A la mañana siguiente del concierto una carta a mi nombre descansaba sobre la mesita del café. El remitente estaba en blanco. La abrí en un suspiro y la leí con prisa, pero no llegué a entender su contenido hasta un rato después, o quizá no quería entenderlo.

—Un hermanito… —tío Bernard no parecía saber cómo tomárselo tampoco —. Deberías alegrarte —concluyó después —, tendrás un hermano.

—No será mi hermano —respondí.

Ella quería que le conociera, pero ¿para qué quería que conociera a su nuevo hijo? ¿Al hijo de su nuevo marido? ¿A la familia por la que me había abandonado?

Tío Bernard decía que era por eso que estaba cambiando, se lo explicaba a escondidas a su amigo de Sevilla, pidiéndole consejo.

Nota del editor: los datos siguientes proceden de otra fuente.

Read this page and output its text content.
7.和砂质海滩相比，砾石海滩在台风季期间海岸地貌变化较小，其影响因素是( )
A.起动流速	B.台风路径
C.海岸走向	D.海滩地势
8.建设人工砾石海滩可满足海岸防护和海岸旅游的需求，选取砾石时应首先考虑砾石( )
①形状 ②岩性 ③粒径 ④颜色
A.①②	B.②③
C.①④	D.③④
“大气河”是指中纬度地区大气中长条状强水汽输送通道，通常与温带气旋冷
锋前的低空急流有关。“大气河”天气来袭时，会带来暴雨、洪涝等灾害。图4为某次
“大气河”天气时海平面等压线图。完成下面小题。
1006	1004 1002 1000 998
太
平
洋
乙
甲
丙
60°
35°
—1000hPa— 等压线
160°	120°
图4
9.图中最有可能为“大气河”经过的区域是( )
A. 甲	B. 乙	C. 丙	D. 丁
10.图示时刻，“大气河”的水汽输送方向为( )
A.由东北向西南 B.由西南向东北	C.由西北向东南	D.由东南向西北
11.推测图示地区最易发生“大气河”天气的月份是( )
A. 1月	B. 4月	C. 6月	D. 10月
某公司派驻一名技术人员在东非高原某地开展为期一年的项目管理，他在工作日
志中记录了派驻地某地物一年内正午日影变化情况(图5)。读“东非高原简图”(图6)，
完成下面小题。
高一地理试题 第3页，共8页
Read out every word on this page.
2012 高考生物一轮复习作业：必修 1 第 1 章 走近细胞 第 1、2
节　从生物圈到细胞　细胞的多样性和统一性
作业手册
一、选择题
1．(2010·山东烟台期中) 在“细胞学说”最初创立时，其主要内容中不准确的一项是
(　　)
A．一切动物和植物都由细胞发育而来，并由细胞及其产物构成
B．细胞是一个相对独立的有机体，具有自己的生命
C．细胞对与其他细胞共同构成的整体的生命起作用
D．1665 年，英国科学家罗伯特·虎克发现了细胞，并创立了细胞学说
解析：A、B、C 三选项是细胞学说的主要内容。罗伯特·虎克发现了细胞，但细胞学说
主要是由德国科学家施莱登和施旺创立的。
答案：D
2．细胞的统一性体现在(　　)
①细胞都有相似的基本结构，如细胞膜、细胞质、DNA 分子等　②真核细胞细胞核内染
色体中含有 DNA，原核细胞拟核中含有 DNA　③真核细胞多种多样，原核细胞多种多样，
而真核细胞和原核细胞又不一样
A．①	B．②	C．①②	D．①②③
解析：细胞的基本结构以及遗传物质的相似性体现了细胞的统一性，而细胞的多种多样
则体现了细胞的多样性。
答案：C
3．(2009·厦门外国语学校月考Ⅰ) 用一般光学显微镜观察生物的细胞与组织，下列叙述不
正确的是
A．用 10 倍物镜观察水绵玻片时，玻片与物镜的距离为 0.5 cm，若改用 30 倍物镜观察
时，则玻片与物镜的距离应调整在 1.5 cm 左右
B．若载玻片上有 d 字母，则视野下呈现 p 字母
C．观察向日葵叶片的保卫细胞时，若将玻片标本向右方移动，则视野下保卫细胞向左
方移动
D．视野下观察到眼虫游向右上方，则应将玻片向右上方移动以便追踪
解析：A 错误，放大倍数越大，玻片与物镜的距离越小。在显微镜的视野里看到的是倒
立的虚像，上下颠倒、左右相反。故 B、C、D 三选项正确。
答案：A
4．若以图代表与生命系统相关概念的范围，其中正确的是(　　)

—Sé que es una adolescente… —respondía —, pero no puede ser bueno que todo lo vea tan negro, me da miedo que termine como su padre.

Como mi padre… Últimamente tío Bernard parecía muy preocupado por ese asunto, especialmente después de la visita del extraño, de su trágica partida, de las pesadillas que me dejó como recuerdo. Tampoco le tranquilizó leer el contenido de las cartas que me escribía con Carbón desde la vuelta de Tenerife. Él parecía saber más de mi padre que su propio hermano y tío Bernard cada día parecía más preocupado, más delgado… Él no necesitaba maquillaje para oscurecer su mirada.

De nuevo ante el espejo los mechones color sangre enmarcan mi rostro, pálido de ojos negros y azules. Oigo las llaves en la puerta. Él llega y al ver la luz en el baño se acerca para saludarme.

—¿Qué te has hecho ahora? —pregunta.

Creo que no le ha gustado el cambio. Ahora por su mente deben pasar miles de ideas: no volver a dejarme ir a ningún concierto con Fernando, cortar mi relación con Carbón, vigilar mis salidas… No dice nada más, yo tampoco le he respondido. Se dirige al teléfono y marca de memoria.

—Hola, ¿Ernesto? Ah, sí, por favor Mario, ¿puedes decirle que se ponga? —Silencio —. Quizá sí sería buena idea que te pasaras por aquí.